Foi aqui e neste contexto que se iniciou o Curso de Psicanálise. Temos um livro, História do Departamento de Psicanálise, no qual encontrarão detalhes de nosso percurso, que pode ser consultado em sua íntegra no site do Departamento de Psicanálise.
O Sedes tem uma carta de princípios que indica as coordenadas ético-políticas da instituição e nosso curso se solidariza e se estrutura em concordância com estes princípios. A psicanálise, como saber que desaliena o sujeito e abre perspectivas de liberdade, toma parte dos saberes aqui transmitidos. Enunciarei só alguns dos princípios que gostaria de destacar e que imprimem ao nosso curso um sentido fundamental dentro desta instituição. O Instituto se propõe a:
III- Constituir-se em opção alternativa desvinculada da estrutura acadêmica tradicional para explorar, em todas as direções, a liberdade de pensamento e expressão;
VII- Oferecer alternativas e abrir campos de trabalho aos que estejam empenhados no desenvolvimento de projetos vinculados à verdadeira promoção do homem.

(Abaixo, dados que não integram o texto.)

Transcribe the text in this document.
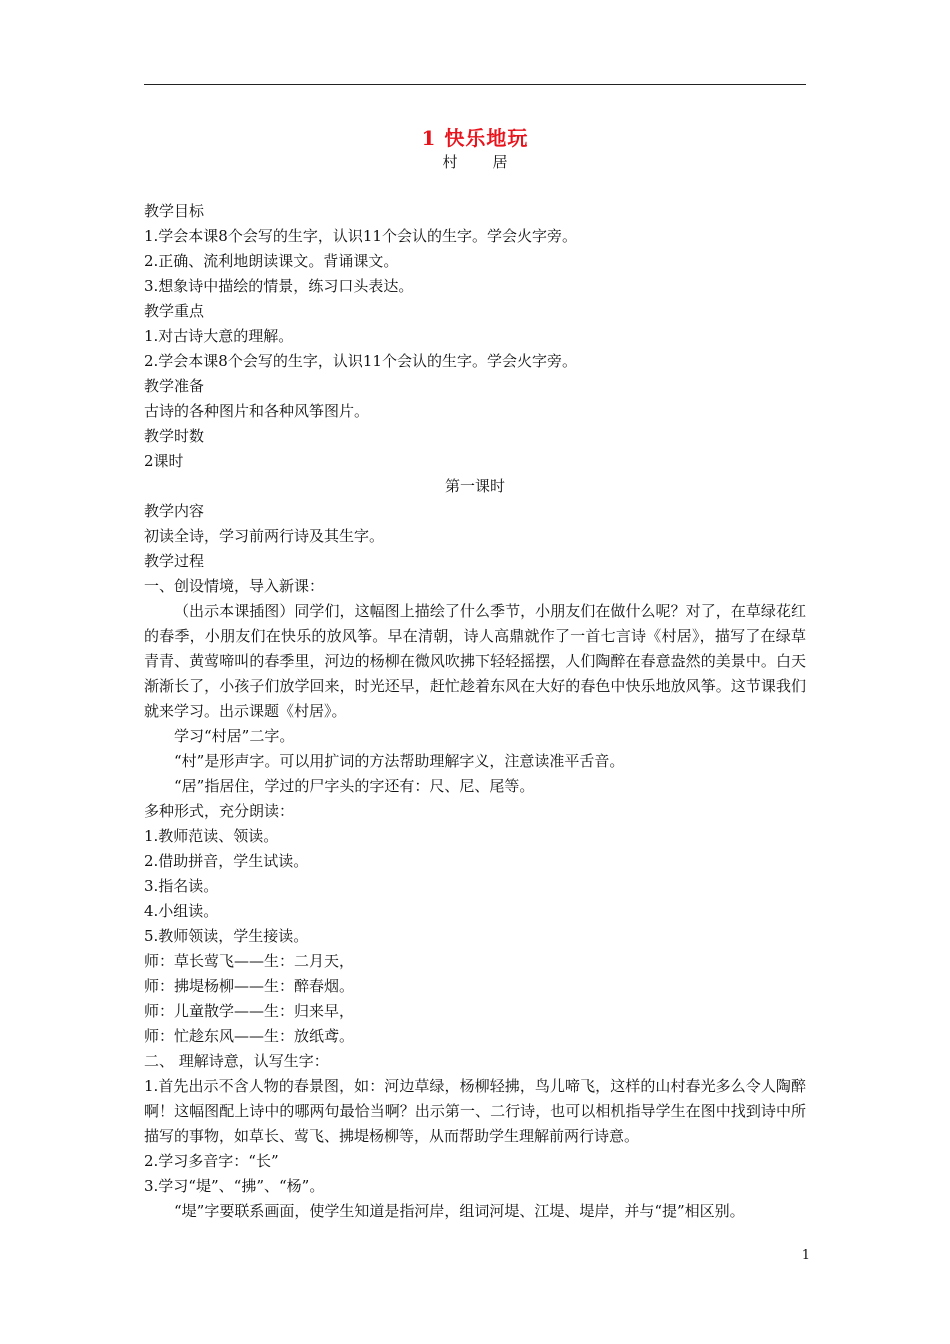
1 快乐地玩
村 居
教学目标
1.学会本课8个会写的生字，认识11个会认的生字。学会火字旁。
2.正确、流利地朗读课文。背诵课文。
3.想象诗中描绘的情景，练习口头表达。
教学重点
1.对古诗大意的理解。
2.学会本课8个会写的生字，认识11个会认的生字。学会火字旁。
教学准备
古诗的各种图片和各种风筝图片。
教学时数
2课时
第一课时
教学内容
初读全诗，学习前两行诗及其生字。
教学过程
一、创设情境，导入新课：
（出示本课插图）同学们，这幅图上描绘了什么季节，小朋友们在做什么呢？对了，在草绿花红的春季，小朋友们在快乐的放风筝。早在清朝，诗人高鼎就作了一首七言诗《村居》，描写了在绿草青青、黄莺啼叫的春季里，河边的杨柳在微风吹拂下轻轻摇摆，人们陶醉在春意盎然的美景中。白天渐渐长了，小孩子们放学回来，时光还早，赶忙趁着东风在大好的春色中快乐地放风筝。这节课我们就来学习。出示课题《村居》。
学习“村居”二字。
“村”是形声字。可以用扩词的方法帮助理解字义，注意读准平舌音。
“居”指居住，学过的尸字头的字还有：尺、尼、尾等。
多种形式，充分朗读：
1.教师范读、领读。
2.借助拼音，学生试读。
3.指名读。
4.小组读。
5.教师领读，学生接读。
师：草长莺飞——生：二月天，
师：拂堤杨柳——生：醉春烟。
师：儿童散学——生：归来早，
师：忙趁东风——生：放纸鸢。
二、 理解诗意，认写生字：
1.首先出示不含人物的春景图，如：河边草绿，杨柳轻拂，鸟儿啼飞，这样的山村春光多么令人陶醉啊！这幅图配上诗中的哪两句最恰当啊？出示第一、二行诗，也可以相机指导学生在图中找到诗中所描写的事物，如草长、莺飞、拂堤杨柳等，从而帮助学生理解前两行诗意。
2.学习多音字：“长”
3.学习“堤”、“拂”、“杨”。
“堤”字要联系画面，使学生知道是指河岸，组词河堤、江堤、堤岸，并与“提”相区别。
1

Trabalhar com a psicanálise de forma inserida na realidade social, oferecendo elementos para sua transformação é uma boa expressão para falar sobre a psicanálise que desejamos transmitir. Ser desvinculado da estrutura acadêmica tradicional faz um sentido fundamental para nosso curso, pois Freud sempre questionou o ensino universitário da Psicanálise. E oferecer o saber psicanalítico para todos aqueles empenhados no desenvolvimento de projetos vinculados à promoção do homem - não só àqueles que desejam ser analistas - faz parte de uma de nossas aspirações. A estes princípios éticos mais gerais se soma a ética da psicanálise, imbricada na sua própria teoria, na concepção de sujeito, na forma de pensar a doença e a saúde, o normal e o patológico, no conceito de pulsão com um objeto vicariante, móvel, que o descola da determinação biológico-instintivista permitindo pensar a sexualidade como singularidade que escolherá seus objetos segundo sua história e não pelo instinto ou por seus aspectos normativos, na descoberta da sexualidade infantil e na concepção de um sujeito cindido que inevitavelmente tem que se deparar com a falta.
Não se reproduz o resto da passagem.